Die größte Niederlage erlitten die Saudis, die die mit dem Iran verbündeten Huthis aus strategischen Gründen ausschalten wollen, an der diplomatischen Front. Denn die Militärallianz unter saudischer Führung besteht hauptsächlich auf dem Papier. Einige Regierungen sind ausgeschieden, andere beteiligen sich nur symbolisch. Pakistan etwa hat die Entsendung von Bodentruppen höflich, aber bestimmt ablehnt. Auch der Sudan oder Marokko sind nur halbherzig mit von der Partie. Denn der Jemen hat sich schon öfter in der Geschichte als Sargnagel für Invasoren erwiesen. Dass die arabische Militärkoalition als Vorbild für weitere gemeinsame arabische Unternehmungen dienen könne, wie Riad verkündet, ist reine Propaganda.

Wie die Operation "Wiederherstellung der Hoffnung", die auf "Sturm der Entschlossenheit" folgt, aussehen wird, ist ungewiss. Ein Sprecher der arabischen Koalition meinte jedenfalls, dass die bisherigen Luftangriffe erfolgreich gewesen seien und von den Huthi-Rebellen nun keine Gefahr für die umliegenden Staaten mehr drohe. Ab jetzt gehe es darum, weitere Vorstöße der Rebellen zu verhindern, Zivilisten zu schützen und Hilfsbemühungen zu unterstützen. Es könnte weitere Militäreinsätze geben, wenn die Befehlshaber das für nötig hielten. Der neue saudische König Salman ordnete die Mobilisierung der Nationalgarde an - das nährt Erwartungen, dass man zu einer Bodenoffensive übergehen könnte. Bis dato blieben derartige Ankündigungen aber immer folgenlos und es drängt sich der Eindruck auf, dass es einen durchdachten Plan nicht mehr gibt. Denkbar sind in Zukunft einzelne, eng umgrenzte Kommandoaktionen saudischer Truppen. Etwa, um die strategisch wichtige Metropole Aden am Eingang des Roten Meeres und die dortigen Hafenanlagen zu sichern.

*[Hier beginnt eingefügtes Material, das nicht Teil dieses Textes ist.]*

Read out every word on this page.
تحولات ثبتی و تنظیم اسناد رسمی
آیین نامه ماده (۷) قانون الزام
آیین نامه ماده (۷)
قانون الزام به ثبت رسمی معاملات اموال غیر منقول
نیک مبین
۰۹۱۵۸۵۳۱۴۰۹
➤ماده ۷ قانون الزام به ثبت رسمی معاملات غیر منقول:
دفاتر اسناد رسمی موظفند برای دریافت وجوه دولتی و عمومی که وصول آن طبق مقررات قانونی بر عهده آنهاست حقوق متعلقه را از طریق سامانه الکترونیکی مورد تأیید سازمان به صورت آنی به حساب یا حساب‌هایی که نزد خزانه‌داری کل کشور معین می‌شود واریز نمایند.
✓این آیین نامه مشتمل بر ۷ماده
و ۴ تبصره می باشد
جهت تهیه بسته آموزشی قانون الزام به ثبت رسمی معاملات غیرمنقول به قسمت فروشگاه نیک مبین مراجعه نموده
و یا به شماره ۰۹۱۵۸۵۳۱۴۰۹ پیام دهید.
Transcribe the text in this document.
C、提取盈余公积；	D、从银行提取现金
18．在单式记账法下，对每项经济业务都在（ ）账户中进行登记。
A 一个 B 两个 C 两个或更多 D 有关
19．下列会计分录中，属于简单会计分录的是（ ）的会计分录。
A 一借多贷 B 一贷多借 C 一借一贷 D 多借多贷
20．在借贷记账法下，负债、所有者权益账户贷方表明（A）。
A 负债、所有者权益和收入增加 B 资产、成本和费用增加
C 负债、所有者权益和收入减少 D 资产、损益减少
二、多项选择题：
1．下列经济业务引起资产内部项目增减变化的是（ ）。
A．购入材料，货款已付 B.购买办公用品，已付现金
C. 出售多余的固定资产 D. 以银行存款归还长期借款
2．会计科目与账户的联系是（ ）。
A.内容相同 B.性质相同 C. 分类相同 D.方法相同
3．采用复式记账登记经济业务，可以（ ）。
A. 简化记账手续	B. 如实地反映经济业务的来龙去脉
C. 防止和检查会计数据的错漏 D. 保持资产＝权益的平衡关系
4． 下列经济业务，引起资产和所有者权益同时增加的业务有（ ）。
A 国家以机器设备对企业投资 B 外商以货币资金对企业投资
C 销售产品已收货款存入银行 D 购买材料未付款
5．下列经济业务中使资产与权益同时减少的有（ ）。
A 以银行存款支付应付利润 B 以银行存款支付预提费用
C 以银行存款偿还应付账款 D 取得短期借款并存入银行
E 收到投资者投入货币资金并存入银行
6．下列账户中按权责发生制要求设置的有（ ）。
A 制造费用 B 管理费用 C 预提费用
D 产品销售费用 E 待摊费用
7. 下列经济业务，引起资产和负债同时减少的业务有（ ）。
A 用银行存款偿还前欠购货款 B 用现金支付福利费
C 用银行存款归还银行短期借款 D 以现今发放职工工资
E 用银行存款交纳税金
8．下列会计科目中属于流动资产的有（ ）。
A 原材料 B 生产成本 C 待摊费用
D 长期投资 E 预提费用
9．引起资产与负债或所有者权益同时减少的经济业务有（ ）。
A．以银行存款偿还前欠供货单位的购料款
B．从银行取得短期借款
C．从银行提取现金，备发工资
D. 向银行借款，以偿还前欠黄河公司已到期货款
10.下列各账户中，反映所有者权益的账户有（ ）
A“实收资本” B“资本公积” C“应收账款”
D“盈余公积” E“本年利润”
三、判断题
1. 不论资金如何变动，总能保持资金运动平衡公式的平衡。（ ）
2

Der Iran, die USA und Hadis Vorgänger im jemenitischen Präsidentenamt, Ali Abdullah Saleh, fordern, dass es für den Jemen eine Lösung auf dem Verhandlungstisch gibt. Ein Kompromiss könnte so aussehen, dass Hadi seinem Vize Khaled Bahah Platz macht. Der 50-Jährige gilt als Politiker, den auch die Huthis an der Spitze des Staates akzeptieren könnten. Es ist aber wenig wahrscheinlich, dass Riad nach vier Wochen Krieg eine Regierung in Sanaa akzeptiert, in der die Rebellen maßgeblich mitreden.

Unterdessen wird der Golf von Aden immer mehr zum militärischen Aufmarschgebiet. Sieben US-Kriegsschiffe kreuzen dort, der Flugzeugträger "USS Theodore Roosevelt" und zwei Begleitschiffe sind auf dem Weg. In den Gewässern befindet sich auch ein iranischer Kreuzer plus ein iranisches Versorgungsschiff. Es gibt Berichte, wonach sie iranischen Frachtern, die Waffen für die Huthi-Rebellen an Bord haben, Geleitschutz geben sollen. Die USA gehen davon aus, dass die Huthis vom Iran auch über den Luftweg mit Waffen versorgt werden.